Voices presently sounded outside, and after a while Hannah came in.
“There’s been a bad train accident,” she said abruptly.
“Where?” asked Jervis.
“Near Woodleigh Station. Jim’s but just got back, and I asked him whatever he had been dawdling about. He says father sent him to the station for a parcel, and of course he wasted his time there, playing and gossiping. Anyway, there he was when the accident happened, and he stayed to see all he could—sure to do that, or he wouldn’t be a boy! Some sort of blunder about the train coming in; it got upon the wrong line, and ran into another just going out of the station.”
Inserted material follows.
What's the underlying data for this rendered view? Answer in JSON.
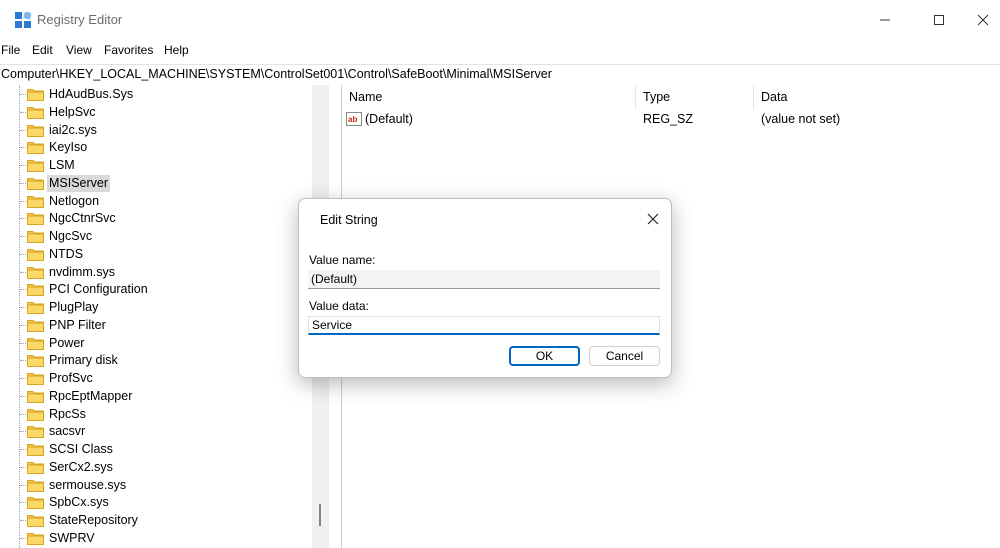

“A collision?” Marian said.
“Yes. Jim says it might have been a deal worse, if both trains had been going at the top of their speed, which they weren’t. But anyway it’s bad enough. One engine went right over, and a front carriage is smashed, and a lot of people are hurt. There’s a stoker with his leg broken.”
“That’s not the train, I hope, that Mr. Rutherford was expected back by?” Jervis suddenly said.